What I can control is my universe. One person’s actions may only affect those closest to them, but those actions can have a ripple effect across the nation. By becoming involved in something that matters to me, such as volunteering on Little League Board where my grandson plays baseball, volunteering in the Women’s Ministry at my church to help unfortunate women, or helping at our charity of choice with abused children at Olive Crest, I can make a difference. I can continue to create wonderful holidays and experiences for our family and cherish the memories and relationships. I can continue to be with wonderful friends and create fun trips and getaways for everlasting memories.
Losing my dad was a huge hit for me last year. He was the one that I would turn to when times got dark. And even though I can’t call him up now, his wisdom still rings in my ears. When I was anxious or worried, he would so wisely respond, “Julie, our country always rebounds, and we have been through so much worse.”
Dad could say this with confidence because he had lived it. He lived through the Vietnam War and the political divisions over our involvement there. He survived the assassination of JFK and Robert Kennedy. He watched as a great leader like Martin Luther King fell in the line of hatred because of racism.
His family had thought that the world was ending when JFK was killed. They thought the country would buckle under the weight of despair. The economy crashed, and people were desperate. While they didn’t have mass shootings back then, the nation was gripped in fear as serial killers hunted our citizens.

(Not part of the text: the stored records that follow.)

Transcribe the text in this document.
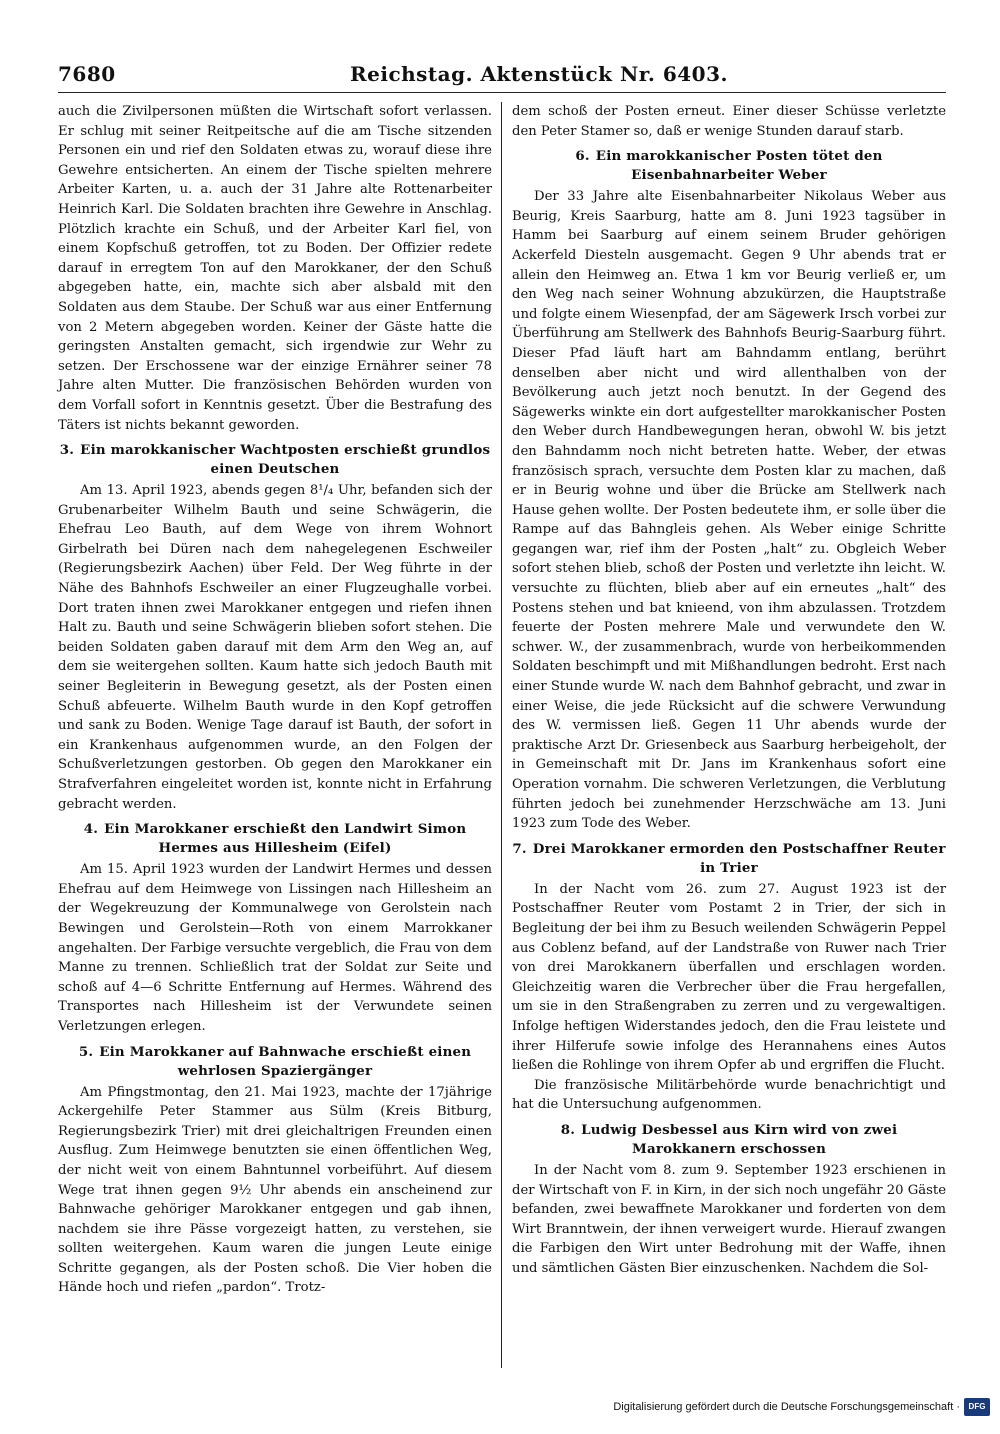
7680	Reichstag. Aktenstück Nr. 6403.

auch die Zivilpersonen müßten die Wirtschaft sofort verlassen. Er schlug mit seiner Reitpeitsche auf die am Tische sitzenden Personen ein und rief den Soldaten etwas zu, worauf diese ihre Gewehre entsicherten. An einem der Tische spielten mehrere Arbeiter Karten, u. a. auch der 31 Jahre alte Rottenarbeiter Heinrich Karl. Die Soldaten brachten ihre Gewehre in Anschlag. Plötzlich krachte ein Schuß, und der Arbeiter Karl fiel, von einem Kopfschuß getroffen, tot zu Boden. Der Offizier redete darauf in erregtem Ton auf den Marokkaner, der den Schuß abgegeben hatte, ein, machte sich aber alsbald mit den Soldaten aus dem Staube. Der Schuß war aus einer Entfernung von 2 Metern abgegeben worden. Keiner der Gäste hatte die geringsten Anstalten gemacht, sich irgendwie zur Wehr zu setzen. Der Erschossene war der einzige Ernährer seiner 78 Jahre alten Mutter. Die französischen Behörden wurden von dem Vorfall sofort in Kenntnis gesetzt. Über die Bestrafung des Täters ist nichts bekannt geworden.

3. Ein marokkanischer Wachtposten erschießt grundlos einen Deutschen

Am 13. April 1923, abends gegen 8¹/₄ Uhr, befanden sich der Grubenarbeiter Wilhelm Bauth und seine Schwägerin, die Ehefrau Leo Bauth, auf dem Wege von ihrem Wohnort Girbelrath bei Düren nach dem nahegelegenen Eschweiler (Regierungsbezirk Aachen) über Feld. Der Weg führte in der Nähe des Bahnhofs Eschweiler an einer Flugzeughalle vorbei. Dort traten ihnen zwei Marokkaner entgegen und riefen ihnen Halt zu. Bauth und seine Schwägerin blieben sofort stehen. Die beiden Soldaten gaben darauf mit dem Arm den Weg an, auf dem sie weitergehen sollten. Kaum hatte sich jedoch Bauth mit seiner Begleiterin in Bewegung gesetzt, als der Posten einen Schuß abfeuerte. Wilhelm Bauth wurde in den Kopf getroffen und sank zu Boden. Wenige Tage darauf ist Bauth, der sofort in ein Krankenhaus aufgenommen wurde, an den Folgen der Schußverletzungen gestorben. Ob gegen den Marokkaner ein Strafverfahren eingeleitet worden ist, konnte nicht in Erfahrung gebracht werden.

4. Ein Marokkaner erschießt den Landwirt Simon Hermes aus Hillesheim (Eifel)

Am 15. April 1923 wurden der Landwirt Hermes und dessen Ehefrau auf dem Heimwege von Lissingen nach Hillesheim an der Wegekreuzung der Kommunalwege von Gerolstein nach Bewingen und Gerolstein—Roth von einem Marrokkaner angehalten. Der Farbige versuchte vergeblich, die Frau von dem Manne zu trennen. Schließlich trat der Soldat zur Seite und schoß auf 4—6 Schritte Entfernung auf Hermes. Während des Transportes nach Hillesheim ist der Verwundete seinen Verletzungen erlegen.

5. Ein Marokkaner auf Bahnwache erschießt einen wehrlosen Spaziergänger

Am Pfingstmontag, den 21. Mai 1923, machte der 17jährige Ackergehilfe Peter Stammer aus Sülm (Kreis Bitburg, Regierungsbezirk Trier) mit drei gleichaltrigen Freunden einen Ausflug. Zum Heimwege benutzten sie einen öffentlichen Weg, der nicht weit von einem Bahntunnel vorbeiführt. Auf diesem Wege trat ihnen gegen 9½ Uhr abends ein anscheinend zur Bahnwache gehöriger Marokkaner entgegen und gab ihnen, nachdem sie ihre Pässe vorgezeigt hatten, zu verstehen, sie sollten weitergehen. Kaum waren die jungen Leute einige Schritte gegangen, als der Posten schoß. Die Vier hoben die Hände hoch und riefen „pardon“. Trotz-

dem schoß der Posten erneut. Einer dieser Schüsse verletzte den Peter Stamer so, daß er wenige Stunden darauf starb.

6. Ein marokkanischer Posten tötet den Eisenbahnarbeiter Weber

Der 33 Jahre alte Eisenbahnarbeiter Nikolaus Weber aus Beurig, Kreis Saarburg, hatte am 8. Juni 1923 tagsüber in Hamm bei Saarburg auf einem seinem Bruder gehörigen Ackerfeld Diesteln ausgemacht. Gegen 9 Uhr abends trat er allein den Heimweg an. Etwa 1 km vor Beurig verließ er, um den Weg nach seiner Wohnung abzukürzen, die Hauptstraße und folgte einem Wiesenpfad, der am Sägewerk Irsch vorbei zur Überführung am Stellwerk des Bahnhofs Beurig-Saarburg führt. Dieser Pfad läuft hart am Bahndamm entlang, berührt denselben aber nicht und wird allenthalben von der Bevölkerung auch jetzt noch benutzt. In der Gegend des Sägewerks winkte ein dort aufgestellter marokkanischer Posten den Weber durch Handbewegungen heran, obwohl W. bis jetzt den Bahndamm noch nicht betreten hatte. Weber, der etwas französisch sprach, versuchte dem Posten klar zu machen, daß er in Beurig wohne und über die Brücke am Stellwerk nach Hause gehen wollte. Der Posten bedeutete ihm, er solle über die Rampe auf das Bahngleis gehen. Als Weber einige Schritte gegangen war, rief ihm der Posten „halt“ zu. Obgleich Weber sofort stehen blieb, schoß der Posten und verletzte ihn leicht. W. versuchte zu flüchten, blieb aber auf ein erneutes „halt“ des Postens stehen und bat knieend, von ihm abzulassen. Trotzdem feuerte der Posten mehrere Male und verwundete den W. schwer. W., der zusammenbrach, wurde von herbeikommenden Soldaten beschimpft und mit Mißhandlungen bedroht. Erst nach einer Stunde wurde W. nach dem Bahnhof gebracht, und zwar in einer Weise, die jede Rücksicht auf die schwere Verwundung des W. vermissen ließ. Gegen 11 Uhr abends wurde der praktische Arzt Dr. Griesenbeck aus Saarburg herbeigeholt, der in Gemeinschaft mit Dr. Jans im Krankenhaus sofort eine Operation vornahm. Die schweren Verletzungen, die Verblutung führten jedoch bei zunehmender Herzschwäche am 13. Juni 1923 zum Tode des Weber.

7. Drei Marokkaner ermorden den Postschaffner Reuter in Trier

In der Nacht vom 26. zum 27. August 1923 ist der Postschaffner Reuter vom Postamt 2 in Trier, der sich in Begleitung der bei ihm zu Besuch weilenden Schwägerin Peppel aus Coblenz befand, auf der Landstraße von Ruwer nach Trier von drei Marokkanern überfallen und erschlagen worden. Gleichzeitig waren die Verbrecher über die Frau hergefallen, um sie in den Straßengraben zu zerren und zu vergewaltigen. Infolge heftigen Widerstandes jedoch, den die Frau leistete und ihrer Hilferufe sowie infolge des Herannahens eines Autos ließen die Rohlinge von ihrem Opfer ab und ergriffen die Flucht.

Die französische Militärbehörde wurde benachrichtigt und hat die Untersuchung aufgenommen.

8. Ludwig Desbessel aus Kirn wird von zwei Marokkanern erschossen

In der Nacht vom 8. zum 9. September 1923 erschienen in der Wirtschaft von F. in Kirn, in der sich noch ungefähr 20 Gäste befanden, zwei bewaffnete Marokkaner und forderten von dem Wirt Branntwein, der ihnen verweigert wurde. Hierauf zwangen die Farbigen den Wirt unter Bedrohung mit der Waffe, ihnen und sämtlichen Gästen Bier einzuschenken. Nachdem die Sol-

Digitalisierung gefördert durch die Deutsche Forschungsgemeinschaft ·	DFG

Hearing my dad talk about dealing with those events put things into perspective for me. Evil didn’t enter the world in the last few years, but with social media and the 24-hour news cycle, we are bombarded with it. Hearing it all the time can make you feel hopeless. In the 1960s, it was only at 5:00 PM with Walter Cronkite that you learned of the news of the day.

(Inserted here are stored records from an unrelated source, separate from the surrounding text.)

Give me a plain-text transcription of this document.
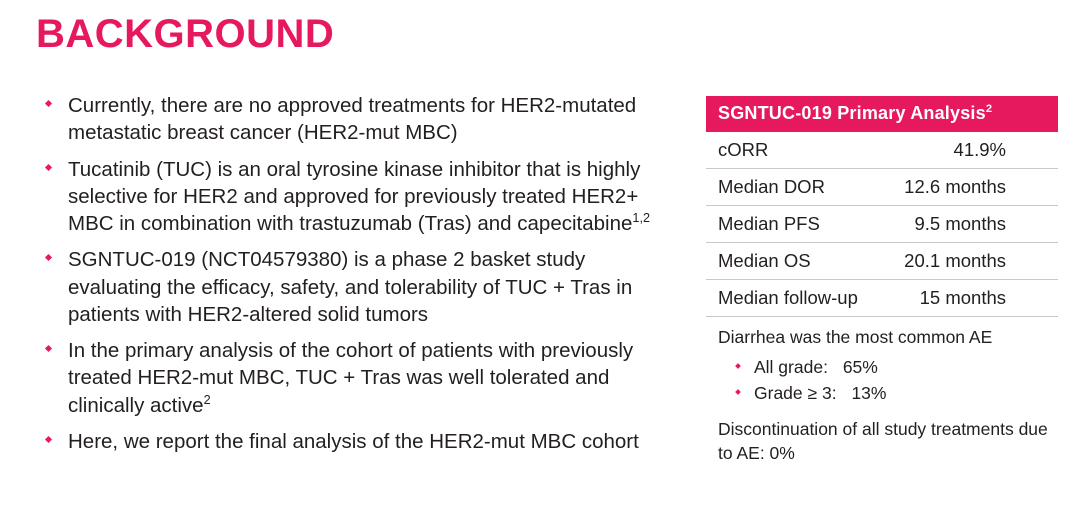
BACKGROUND
Currently, there are no approved treatments for HER2-mutated metastatic breast cancer (HER2-mut MBC)
Tucatinib (TUC) is an oral tyrosine kinase inhibitor that is highly selective for HER2 and approved for previously treated HER2+ MBC in combination with trastuzumab (Tras) and capecitabine$^{1,2}$
SGNTUC-019 (NCT04579380) is a phase 2 basket study evaluating the efficacy, safety, and tolerability of TUC + Tras in patients with HER2-altered solid tumors
In the primary analysis of the cohort of patients with previously treated HER2-mut MBC, TUC + Tras was well tolerated and clinically active$^2$
Here, we report the final analysis of the HER2-mut MBC cohort
SGNTUC-019 Primary Analysis$^2$
cORR	41.9%
Median DOR	12.6 months
Median PFS	9.5 months
Median OS	20.1 months
Median follow-up	15 months
Diarrhea was the most common AE
All grade: 65%
Grade ≥ 3: 13%
Discontinuation of all study treatments due to AE: 0%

So what’s my point? We will survive. We always do. My dad’s generation survived their hardships and growing pains. We will survive these times too. And perhaps if we turn off the news and plug into our communities to see how we can help, we can start pushing our society back into a period of positivity.
I challenge you to turn off the negative news for a bit and find stories that uplift you. Make a conscious effort to feed your mind positive images. Whether you’re catching up on the latest American Idol or reading a new book to your child or grandchild, there are ways to infuse your life with positivity. Go out there and create your best life!